Scott Reed, the developer of K Lofts on 315 Main St., is still interested in purchasing buildings along Main Street — the Boyle Building, the M.M. Cohn Building, the Arkansas Building and an annex — for redevelopment as artists spaces and residences, he told the Times Tuesday.
Reed was the subject of an online article Feb. 7 in Arkansas Business that reported that thousands of dollars in liens have been filed against his company for the K Lofts project and residential construction in downtown Little Rock. “We’ve spent a couple million of our own dollars [on renovations downtown] and then I get a front-page story on $70,000 in invoices we’re disputing. It’s shocking to me that that’s the story,” Reed said.

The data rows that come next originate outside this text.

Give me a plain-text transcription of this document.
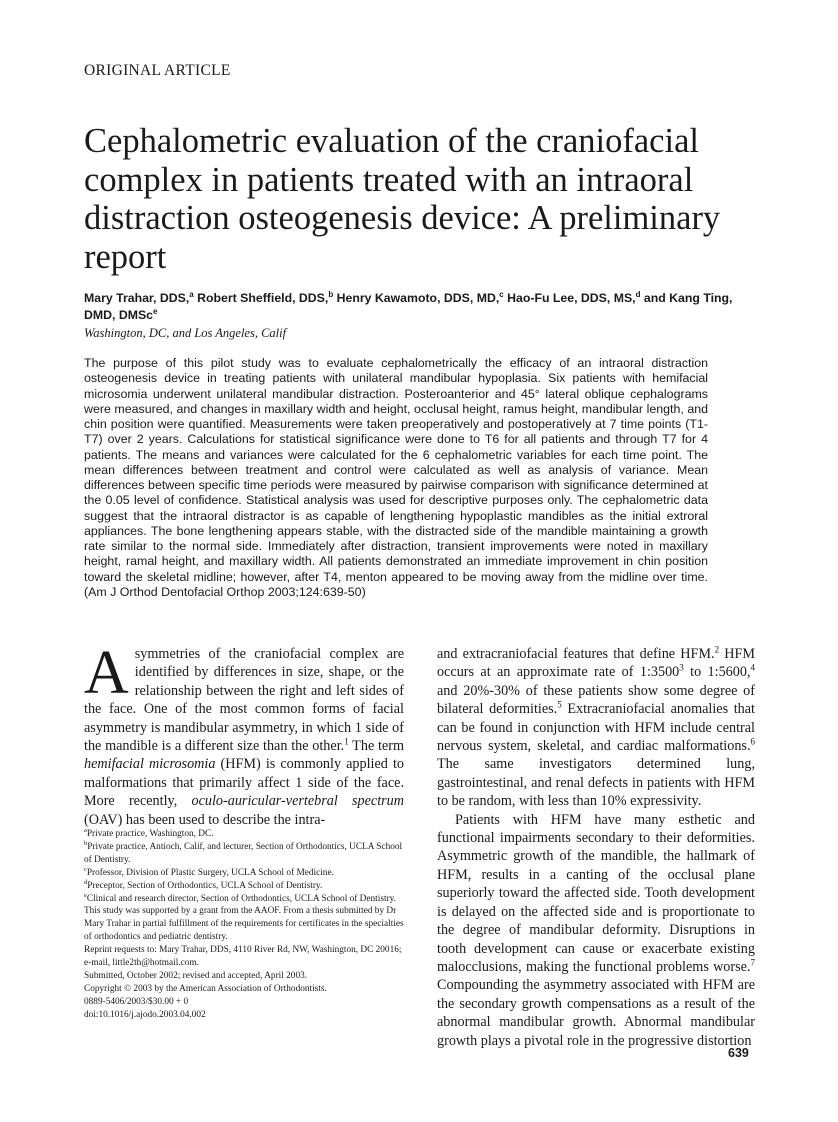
ORIGINAL ARTICLE
Cephalometric evaluation of the craniofacial complex in patients treated with an intraoral distraction osteogenesis device: A preliminary report
Mary Trahar, DDS,$^a$ Robert Sheffield, DDS,$^b$ Henry Kawamoto, DDS, MD,$^c$ Hao-Fu Lee, DDS, MS,$^d$ and Kang Ting, DMD, DMSc$^e$
Washington, DC, and Los Angeles, Calif

The purpose of this pilot study was to evaluate cephalometrically the efficacy of an intraoral distraction osteogenesis device in treating patients with unilateral mandibular hypoplasia. Six patients with hemifacial microsomia underwent unilateral mandibular distraction. Posteroanterior and 45° lateral oblique cephalograms were measured, and changes in maxillary width and height, occlusal height, ramus height, mandibular length, and chin position were quantified. Measurements were taken preoperatively and postoperatively at 7 time points (T1-T7) over 2 years. Calculations for statistical significance were done to T6 for all patients and through T7 for 4 patients. The means and variances were calculated for the 6 cephalometric variables for each time point. The mean differences between treatment and control were calculated as well as analysis of variance. Mean differences between specific time periods were measured by pairwise comparison with significance determined at the 0.05 level of confidence. Statistical analysis was used for descriptive purposes only. The cephalometric data suggest that the intraoral distractor is as capable of lengthening hypoplastic mandibles as the initial extroral appliances. The bone lengthening appears stable, with the distracted side of the mandible maintaining a growth rate similar to the normal side. Immediately after distraction, transient improvements were noted in maxillary height, ramal height, and maxillary width. All patients demonstrated an immediate improvement in chin position toward the skeletal midline; however, after T4, menton appeared to be moving away from the midline over time. (Am J Orthod Dentofacial Orthop 2003;124:639-50)

Asymmetries of the craniofacial complex are identified by differences in size, shape, or the relationship between the right and left sides of the face. One of the most common forms of facial asymmetry is mandibular asymmetry, in which 1 side of the mandible is a different size than the other.$^1$ The term hemifacial microsomia (HFM) is commonly applied to malformations that primarily affect 1 side of the face. More recently, oculo-auricular-vertebral spectrum (OAV) has been used to describe the intra-

$^a$Private practice, Washington, DC.
$^b$Private practice, Antioch, Calif, and lecturer, Section of Orthodontics, UCLA School of Dentistry.
$^c$Professor, Division of Plastic Surgery, UCLA School of Medicine.
$^d$Preceptor, Section of Orthodontics, UCLA School of Dentistry.
$^e$Clinical and research director, Section of Orthodontics, UCLA School of Dentistry.
This study was supported by a grant from the AAOF. From a thesis submitted by Dr Mary Trahar in partial fulfillment of the requirements for certificates in the specialties of orthodontics and pediatric dentistry.
Reprint requests to: Mary Trahar, DDS, 4110 River Rd, NW, Washington, DC 20016; e-mail, little2th@hotmail.com.
Submitted, October 2002; revised and accepted, April 2003.
Copyright © 2003 by the American Association of Orthodontists.
0889-5406/2003/$30.00 + 0
doi:10.1016/j.ajodo.2003.04.002

and extracraniofacial features that define HFM.$^2$ HFM occurs at an approximate rate of 1:3500$^3$ to 1:5600,$^4$ and 20%-30% of these patients show some degree of bilateral deformities.$^5$ Extracraniofacial anomalies that can be found in conjunction with HFM include central nervous system, skeletal, and cardiac malformations.$^6$ The same investigators determined lung, gastrointestinal, and renal defects in patients with HFM to be random, with less than 10% expressivity.

Patients with HFM have many esthetic and functional impairments secondary to their deformities. Asymmetric growth of the mandible, the hallmark of HFM, results in a canting of the occlusal plane superiorly toward the affected side. Tooth development is delayed on the affected side and is proportionate to the degree of mandibular deformity. Disruptions in tooth development can cause or exacerbate existing malocclusions, making the functional problems worse.$^7$ Compounding the asymmetry associated with HFM are the secondary growth compensations as a result of the abnormal mandibular growth. Abnormal mandibular growth plays a pivotal role in the progressive distortion

639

The story also reported that Reed, who was both developer and contractor for the K Lofts project, is seeking to evict Porter’s Jazz Cafe, the sole tenant at 315 Main, for failure to pay rent. Owners of the jazz club did not return calls to the Times.
Reed and family have returned to Portland, where Reed Realty has an office, but Reed said he is still working in Little Rock.
Reed once offered to match a $150,000 Our Town grant awarded by the National Endowment for the Arts to the city last summer for a proposed “cultural corridor” between Third and Seventh streets along Main. He withdrew that support, he said, because he had a different vision for development. The grant was reduced to $75,000, with the city providing an in-kind match. The University of Arkansas’s Community Development Center and architect Marlon Blackwell are drawing up schematics for the “cultural corridor,” where the city hopes investors will restore historic buildings to offer space for performing and visual artists and affordable housing for artists.
Tower Investments owns the buildings that Reed says he is interested in buying.